On sait que le calife ricane, mais que le vizir ricane encore plus parce sur la 64ème case, il y aura des tonnes de grains de blé. » (Ce qui représente un nombre à 20 chiffres de grains de blé) soit environ 650 milliards de tonnes de blé ! Nous avons donc bien une notion sinon d’infini, tout au moins d’infiniment grand.
Un autre aspect du pavé mosaïque peut être étudié : ne peut-il être considéré comme un émetteur d’énergie ? Ne rayonne-t-il pas ? Pourquoi tous les symboles du tableau de grade sont-ils posés sur lui ? De même que l’ancêtre des émetteurs fonctionnait avec une anode (positif) et une cathode (négatif), le pavé avec ses cases positives et négatives ne participe-t-il pas à la diffusion de la vibration des symboles ? Nous pouvons penser que lorsque nous faisons la chaîne d’union autour de lui, il favorise aussi la circulation de ce flux que nous nous transmettons et de ce fait aide à l’entretien et l’enrichissement de l’égrégore de la loge.
Jusqu'à maintenant, je me suis penché sur le symbolisme du pavé mosaïque vis-à-vis de son environnement. Si j’essayais désormais de voir quelle peut être sa relation vis-à-vis de l’homme lui-même. Représente-t-il l’alternance de nos humeurs, l’ambivalence de notre vie, la dualité qui caractérise l’être humain ?
Représente-t-il également le labyrinthe de notre vie, les alternances de nos situations, la multiplicité de notre parcours de vie ? Un homme peut traverser des épreuves de vie « noires », d’autres « blanches », il peut également ne sauter que de case « blanche » en case « blanche » ou au contraire de case « noire » en case « noire ».
Par analogie au jeu d’échec, si le pavé mosaïque était lui, le jeu de la vie ?
Nous voici au terme de mes réflexions qui ne s’arrêteront pas là, mais au contraire, reviendront lorsque j’aurai intégré d’autres données complémentaires qui me permettront d’apporter des réponses à mes interrogations.
Lorsque j’ai commencé à préparer ma planche, le titre de cette dernière était « Étude du pavé mosaïque ».

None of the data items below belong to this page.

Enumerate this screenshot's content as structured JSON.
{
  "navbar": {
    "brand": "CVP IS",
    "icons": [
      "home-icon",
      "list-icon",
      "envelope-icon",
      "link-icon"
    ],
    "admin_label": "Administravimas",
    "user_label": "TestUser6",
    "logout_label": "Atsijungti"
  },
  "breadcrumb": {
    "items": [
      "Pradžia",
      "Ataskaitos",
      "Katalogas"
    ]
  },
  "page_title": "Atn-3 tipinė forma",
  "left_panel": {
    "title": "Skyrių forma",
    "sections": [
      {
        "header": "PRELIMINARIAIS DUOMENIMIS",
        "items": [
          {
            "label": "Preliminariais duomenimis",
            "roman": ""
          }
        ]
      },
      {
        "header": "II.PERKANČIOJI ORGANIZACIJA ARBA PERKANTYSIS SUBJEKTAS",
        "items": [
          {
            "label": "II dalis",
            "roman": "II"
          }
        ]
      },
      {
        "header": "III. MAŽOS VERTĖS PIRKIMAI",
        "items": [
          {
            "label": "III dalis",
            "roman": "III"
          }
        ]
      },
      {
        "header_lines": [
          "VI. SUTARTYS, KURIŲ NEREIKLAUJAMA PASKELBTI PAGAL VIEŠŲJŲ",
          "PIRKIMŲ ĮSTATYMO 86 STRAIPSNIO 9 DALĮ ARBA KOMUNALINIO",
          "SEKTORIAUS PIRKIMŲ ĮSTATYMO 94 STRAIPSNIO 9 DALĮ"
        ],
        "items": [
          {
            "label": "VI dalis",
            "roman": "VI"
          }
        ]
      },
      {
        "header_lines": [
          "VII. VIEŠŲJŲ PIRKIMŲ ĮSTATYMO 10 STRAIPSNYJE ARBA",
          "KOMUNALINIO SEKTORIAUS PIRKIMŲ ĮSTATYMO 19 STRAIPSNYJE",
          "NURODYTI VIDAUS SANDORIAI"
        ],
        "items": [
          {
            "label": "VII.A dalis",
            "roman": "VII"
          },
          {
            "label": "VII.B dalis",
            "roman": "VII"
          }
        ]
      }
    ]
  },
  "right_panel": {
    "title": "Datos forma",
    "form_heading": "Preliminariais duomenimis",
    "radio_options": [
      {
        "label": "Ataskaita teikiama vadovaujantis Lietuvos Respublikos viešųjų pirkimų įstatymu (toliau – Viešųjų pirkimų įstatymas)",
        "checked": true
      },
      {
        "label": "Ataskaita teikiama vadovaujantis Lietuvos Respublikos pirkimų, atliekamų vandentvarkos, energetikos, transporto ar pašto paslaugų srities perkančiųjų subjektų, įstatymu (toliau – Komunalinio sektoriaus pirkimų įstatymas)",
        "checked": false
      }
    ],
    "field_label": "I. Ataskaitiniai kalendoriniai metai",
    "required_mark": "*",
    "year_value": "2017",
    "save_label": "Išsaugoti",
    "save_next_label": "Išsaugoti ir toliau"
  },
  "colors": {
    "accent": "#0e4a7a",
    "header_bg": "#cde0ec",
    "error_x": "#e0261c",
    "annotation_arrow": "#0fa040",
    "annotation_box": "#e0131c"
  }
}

Au fur et à mesure de mon cheminement, je me suis rendu compte que ce titre était bien trop prétentieux en regard de mes découvertes. De ce fait, le titre est devenu « approche du pavé mosaïque ». Ce dernier me semble bien plus adapté, car mon travail n’a pas apporté de vraies réponses réellement satisfaisantes et probantes sur le sujet, mais apporte par contre, une multitude de questions auxquelles je n’ai pas encore de réponse ou tout au moins aucune certitude.